Personally I think the main problem with the language, besides Apple's earned poor reputation in FOSS circles, is the compile times. In the source-stable era of the language I'm not sure how they can really be fixed to the degree I'd be happy with.

replies(1): >>42905349 #
3. fastball ◴[] No.42905304[source]
Your wishlist seems midly contradictory. Why does Apple need to open-source XCode if they also provide support for 3rd party IDEs (which they already do, btw)? Also what do you not like about cocoapods for package management?

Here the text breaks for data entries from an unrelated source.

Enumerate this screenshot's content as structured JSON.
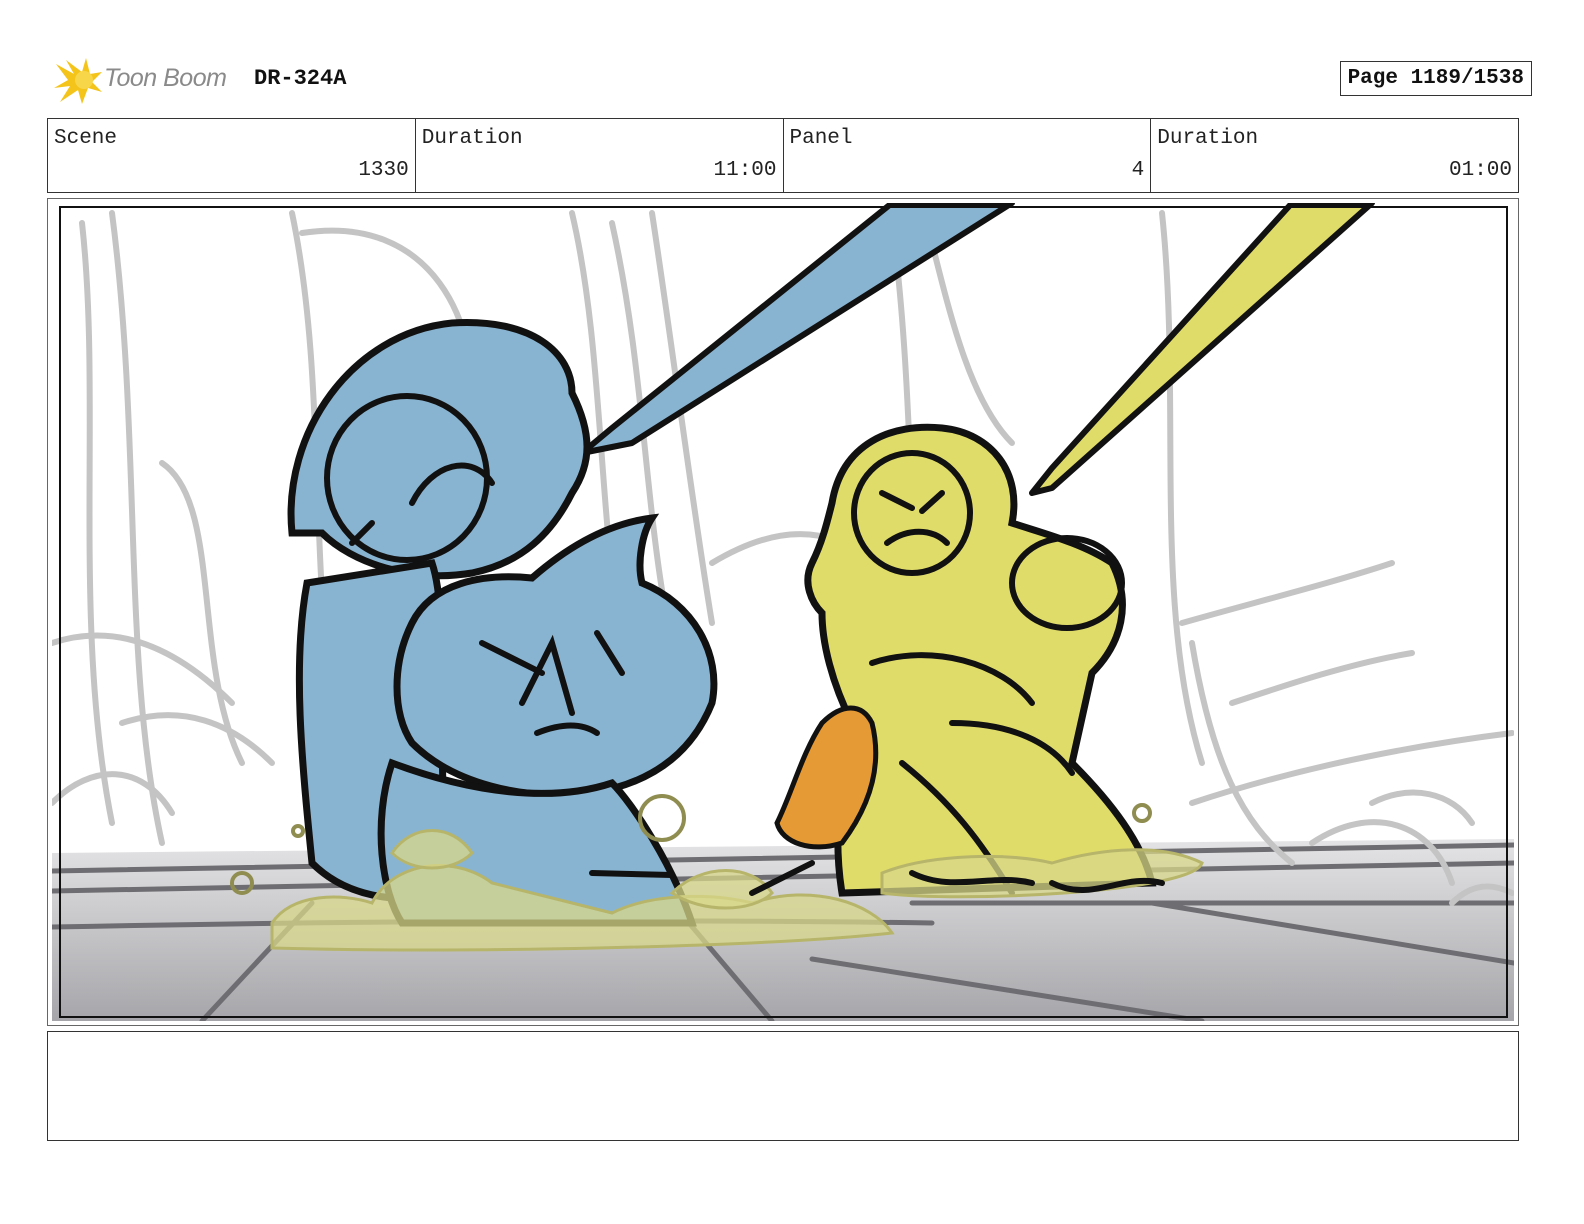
{
  "header": {
    "logo_text": "Toon Boom",
    "doc_id": "DR-324A",
    "page_label": "Page 1189/1538"
  },
  "info": {
    "scene_label": "Scene",
    "scene_value": "1330",
    "scene_duration_label": "Duration",
    "scene_duration_value": "11:00",
    "panel_label": "Panel",
    "panel_value": "4",
    "panel_duration_label": "Duration",
    "panel_duration_value": "01:00"
  },
  "panel": {
    "colors": {
      "blue_character": "#89b4d1",
      "yellow_character": "#e0dc6a",
      "orange_accent": "#e69a35",
      "dust": "#d8d88a",
      "background_lines": "#c4c4c4",
      "floor_light": "#e2e2e4",
      "floor_dark": "#a9a9ad",
      "ink": "#111111"
    }
  },
  "notes": {
    "text": ""
  }
}
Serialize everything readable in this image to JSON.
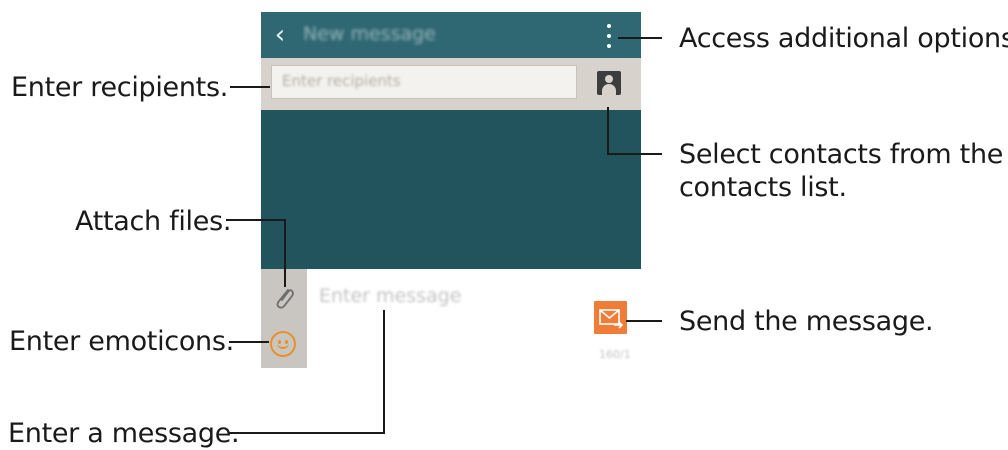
{
  "screen": {
    "app_bar": {
      "title": "New message",
      "back_icon": "chevron-left-icon",
      "menu_icon": "more-vertical-icon"
    },
    "recipients": {
      "placeholder": "Enter recipients",
      "contact_icon": "contact-person-icon"
    },
    "composer": {
      "placeholder": "Enter message",
      "attach_icon": "paperclip-icon",
      "emoticon_icon": "smiley-icon",
      "send_icon": "envelope-send-icon",
      "char_count": "160/1"
    },
    "colors": {
      "app_bar": "#2f6772",
      "background": "#22545d",
      "recipient_bar": "#d7d3cc",
      "accent": "#ef7d38"
    }
  },
  "callouts": {
    "more_options": "Access additional options.",
    "recipients": "Enter recipients.",
    "contacts_line1": "Select contacts from the",
    "contacts_line2": "contacts list.",
    "attach": "Attach files.",
    "send": "Send the message.",
    "emoticons": "Enter emoticons.",
    "message": "Enter a message."
  }
}
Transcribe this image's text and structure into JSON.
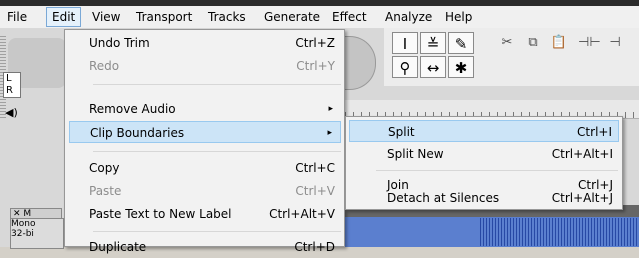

Plenty of people make an incredible amount of money building apps in Swift, so your last sentence is just wrong.

replies(1): >>42909161 #
4. fastball ◴[] No.42905349[source]
Are there any LLVM langs that have fast compile times? I think that just kinda comes with the territory of having that IR step + all the optimizations that happen at compile time to help runtime performance.
replies(1): >>42905476 #
5. easeout ◴[] No.42905476{3}[source]
That's a good point. I had in mind that there's some regret about the combination of type inference with type-based overloads, due to the search expense it adds to what ought to be straightforward parsing of long expressions.
replies(1): >>42905494 #
6. fastball ◴[] No.42905494{4}[source]
Yeah, I think there are definitely parts of the language design / language features that are going to contribute, but when you need to parse to IR and then compile that to machine code, it seems any features you add that are nice for the developer are going to doubly hurt compile times. You see the same with ARC in swift (or the borrow checker in Rust).
replies(3): >>42905708 #>>42906794 #>>42906977 #
7. isodev ◴[] No.42905675[source]
And make it possible to run binaries on macOS/iOS etc without a mandatory subscription and US export controls. Without notarisation, anything made with Swift is practically unusable on Apple OSs
replies(2): >>42906312 #>>42906820 #
8. Rohansi ◴[] No.42905708{5}[source]
AFAIK those language features are all handled in the frontend before outputting LLVM IR. LLVM optimization, code generation, linking, etc. should all be the same regardless of the source language.
9. frizlab ◴[] No.42906301[source]
It’s written Xcode.
10. frizlab ◴[] No.42906312[source]
Nor with any other language. What’s the point here?
11. easeout ◴[] No.42906794{5}[source]
I don't know about that example—when ARC was added to Objective-C back in the day, I don't remember clang feeling any slower as a result.
12. easeout ◴[] No.42906820[source]
That obstacle and the Swift language are unrelated. The same applies to a Rust app or Electron or anything.
13. saagarjha ◴[] No.42906977{5}[source]
Parsing IR and lowering it is not the reason why compiling Swift is slow.
replies(1): >>42913600 #
14. aristofun ◴[] No.42909161[source]
Decent support for 3d party IDE would mean open sourcing all critical xcode parts that currently leave developers no choice.

Cocoapods is too old and bad for modern era package management. It’s not made for swift also.

replies(2): >>42912212 #>>42912225 #
15. ◴[] No.42912212{3}[source]
16. akmarinov ◴[] No.42912225{3}[source]
Swift Package Manager exists

Cocoapods has been end of life’d

17. fastball ◴[] No.42913600{6}[source]
What is the reason Swift compile times are slow?